The Coronet (Craniophora ligustri) has a front wing, the ground colour of which is black-green. The top of the front wing has a pattern of purplish-brown, olive-green spots and transverse lines. A large whitish spot can be seen on the outside of the kidney mark. In some specimens, that white spot is almost absent. The shape of the crown often remains visible. On the top of the chest piece is a drawing in the shape of a skull which is not always clearly visible. Host plant: Ash and Privet. Dutch name: Schedeldrager.

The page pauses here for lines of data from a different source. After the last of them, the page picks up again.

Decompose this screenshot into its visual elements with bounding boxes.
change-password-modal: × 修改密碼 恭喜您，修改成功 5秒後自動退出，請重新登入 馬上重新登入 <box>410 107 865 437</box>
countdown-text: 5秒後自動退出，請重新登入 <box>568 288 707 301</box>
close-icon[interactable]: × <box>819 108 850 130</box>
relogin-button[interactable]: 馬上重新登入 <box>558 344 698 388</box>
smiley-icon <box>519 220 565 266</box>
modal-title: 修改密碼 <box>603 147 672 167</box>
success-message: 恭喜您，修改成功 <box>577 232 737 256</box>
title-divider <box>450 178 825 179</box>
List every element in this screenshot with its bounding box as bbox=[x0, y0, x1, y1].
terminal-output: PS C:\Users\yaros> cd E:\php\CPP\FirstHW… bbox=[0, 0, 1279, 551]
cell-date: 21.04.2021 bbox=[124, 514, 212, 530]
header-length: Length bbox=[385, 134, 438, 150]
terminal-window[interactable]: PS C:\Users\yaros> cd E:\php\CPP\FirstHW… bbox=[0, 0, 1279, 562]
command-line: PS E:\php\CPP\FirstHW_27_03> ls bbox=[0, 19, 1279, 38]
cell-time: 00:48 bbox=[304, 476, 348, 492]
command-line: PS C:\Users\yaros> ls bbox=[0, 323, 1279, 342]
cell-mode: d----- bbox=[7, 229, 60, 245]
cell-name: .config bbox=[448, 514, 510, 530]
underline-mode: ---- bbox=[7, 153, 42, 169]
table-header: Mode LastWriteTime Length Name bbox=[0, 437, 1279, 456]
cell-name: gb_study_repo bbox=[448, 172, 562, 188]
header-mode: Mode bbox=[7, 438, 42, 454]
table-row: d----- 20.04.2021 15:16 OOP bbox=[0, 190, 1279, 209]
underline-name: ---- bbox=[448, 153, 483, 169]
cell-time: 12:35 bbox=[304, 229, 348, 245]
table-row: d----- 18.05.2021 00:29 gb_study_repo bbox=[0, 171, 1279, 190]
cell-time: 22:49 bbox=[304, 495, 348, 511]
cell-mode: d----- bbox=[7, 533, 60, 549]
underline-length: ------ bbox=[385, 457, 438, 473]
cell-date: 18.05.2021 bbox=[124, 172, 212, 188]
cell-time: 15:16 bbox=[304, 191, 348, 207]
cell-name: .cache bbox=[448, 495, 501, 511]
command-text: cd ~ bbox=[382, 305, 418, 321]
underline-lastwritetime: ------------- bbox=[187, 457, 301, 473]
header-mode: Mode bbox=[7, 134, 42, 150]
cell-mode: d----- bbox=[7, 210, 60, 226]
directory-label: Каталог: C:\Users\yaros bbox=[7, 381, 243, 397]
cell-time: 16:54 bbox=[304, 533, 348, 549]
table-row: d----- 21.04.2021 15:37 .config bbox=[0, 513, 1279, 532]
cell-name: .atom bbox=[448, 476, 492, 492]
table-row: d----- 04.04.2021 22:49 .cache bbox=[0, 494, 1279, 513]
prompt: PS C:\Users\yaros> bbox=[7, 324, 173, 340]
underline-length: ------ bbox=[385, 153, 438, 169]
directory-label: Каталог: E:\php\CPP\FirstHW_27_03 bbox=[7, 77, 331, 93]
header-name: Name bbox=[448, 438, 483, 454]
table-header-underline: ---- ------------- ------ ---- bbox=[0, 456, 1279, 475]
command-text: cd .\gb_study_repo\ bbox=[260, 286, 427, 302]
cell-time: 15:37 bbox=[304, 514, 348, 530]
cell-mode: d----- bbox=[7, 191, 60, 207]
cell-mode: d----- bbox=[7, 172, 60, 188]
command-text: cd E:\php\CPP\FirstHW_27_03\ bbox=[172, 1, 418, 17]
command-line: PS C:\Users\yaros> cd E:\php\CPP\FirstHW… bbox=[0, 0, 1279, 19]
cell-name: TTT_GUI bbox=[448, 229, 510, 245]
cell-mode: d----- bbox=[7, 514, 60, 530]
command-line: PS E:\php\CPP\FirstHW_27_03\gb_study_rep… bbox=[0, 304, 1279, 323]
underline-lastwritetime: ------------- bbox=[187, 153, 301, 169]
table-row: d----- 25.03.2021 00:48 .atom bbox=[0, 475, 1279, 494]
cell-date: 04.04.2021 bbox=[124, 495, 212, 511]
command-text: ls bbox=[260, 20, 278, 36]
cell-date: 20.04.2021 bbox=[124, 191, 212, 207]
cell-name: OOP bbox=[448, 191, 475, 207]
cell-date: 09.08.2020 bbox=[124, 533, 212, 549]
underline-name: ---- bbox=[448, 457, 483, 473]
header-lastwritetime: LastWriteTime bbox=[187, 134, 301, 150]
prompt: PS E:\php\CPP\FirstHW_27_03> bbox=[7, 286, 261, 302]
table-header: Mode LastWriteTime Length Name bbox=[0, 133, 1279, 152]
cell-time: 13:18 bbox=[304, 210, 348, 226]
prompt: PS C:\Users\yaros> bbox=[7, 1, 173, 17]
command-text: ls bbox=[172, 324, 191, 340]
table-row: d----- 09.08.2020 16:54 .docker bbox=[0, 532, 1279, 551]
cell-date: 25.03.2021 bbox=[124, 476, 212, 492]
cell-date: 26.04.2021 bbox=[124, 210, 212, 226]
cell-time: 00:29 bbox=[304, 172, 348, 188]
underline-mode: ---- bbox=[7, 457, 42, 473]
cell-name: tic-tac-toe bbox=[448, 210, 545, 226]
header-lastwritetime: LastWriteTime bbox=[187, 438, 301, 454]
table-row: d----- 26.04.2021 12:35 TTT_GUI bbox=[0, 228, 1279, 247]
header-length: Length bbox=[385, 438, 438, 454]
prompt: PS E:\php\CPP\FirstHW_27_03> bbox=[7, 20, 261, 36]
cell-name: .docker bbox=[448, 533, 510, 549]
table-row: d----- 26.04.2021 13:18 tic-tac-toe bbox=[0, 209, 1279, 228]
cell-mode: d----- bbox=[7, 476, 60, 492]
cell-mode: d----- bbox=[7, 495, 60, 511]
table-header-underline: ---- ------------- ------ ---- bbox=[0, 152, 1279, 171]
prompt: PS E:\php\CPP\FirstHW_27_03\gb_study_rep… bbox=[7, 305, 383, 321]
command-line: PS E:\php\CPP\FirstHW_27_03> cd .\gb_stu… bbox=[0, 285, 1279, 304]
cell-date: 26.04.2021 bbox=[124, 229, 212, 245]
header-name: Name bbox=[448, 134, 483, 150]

Frisian name: –


The Miller – 2017 (NL)

The Miller (Acronicta leporina) is most notable for its white ground colour and the markings on the chestpiece. When you look at it, it looks like you see the head of a sheep. The white wings have fine grey pollination. Near the almost inconspicuous white kidney mark, a black drawing can be seen at the wing edge in the shape of an ‘S’. In addition, black ‘V’-shapes can be seen on the wings. The flight period is from May to October in two generations and the wingspan is 35-45mm. Host plant: Birch and Alder. Dutch name: Schaapje. Frisian name: Skiepke.


Knot Grass – 2018 (NL)

The Knot Grass (Acronicta rumicis) is a medium-sized owl that is best recognized by the chalk-white spots along the inner edge of the front wing. The wing is also irregularly speckled black and has an unclear blackish drawing on a grey wing. The kidney mark and eye mark are clearly outlined in black. The flight period is from mid-April to October in two and sometimes three generations and the wingspan is 30-35mm. Host plant: Sorrel, , hops, Blackberry and Hawthorn. Dutch name: Zuringuil. Frisian name: Soerstâleûltsje.


Grey Dagger – 2018 (NL)

An owlet moth that is difficult to distinguish from two other owls is the Grey dagger (Acronicta psi). This owlet moth is very similar to the Dark Dagger (Acronicta tridens) and the Cuspide (Acronicta cuspis). The Dark Dagger is quite rare in the Netherlands and therefore a hint that my spotted specimen is a Grey Dagger. To be sure, the best genitalia research can be done. The top of the front wing is grey with brownish tones and the most striking are the elongated stripes in the shape of a spear point (trident). The eye mark is outlined with a thin black line that extends to the kidney mark. A thin black angular transverse line can be seen at the tip of the wing. The flight period is in two generations from mid-April to September and the wingspan is 34-40mm. Host plant: Blackthorn, Hawthorn, Birch and Elm. Dutch name: Psi-uil. Frisian name: Psyûltsje.


Reed Dagger – 2020 (NL)

In terms of colour and appearance, you would not expect the Reed Dagger (Simyra albovenosa) directly as a member of this family but rather related to the wainscots. The front wing is light-coloured and from the root field a black smudge runs across the wing and one or two dark smudges can also be seen in the zoom field. The hindwing is pure white. This also distinguishes it from the similar Striped Wainscot (Mythimna pudorina), which has a greyish brown hindwing, and the Southern Wainscot (Mythimna straminea), which has dark veins and a row of black stripes on the hindwing. The wingspan is 32-40mm and the flying period runs from April to mid-September in two generations. Host plant: Common Reed. Dutch name: Kleine rietvink. Frisian name: Lytse reidspinner.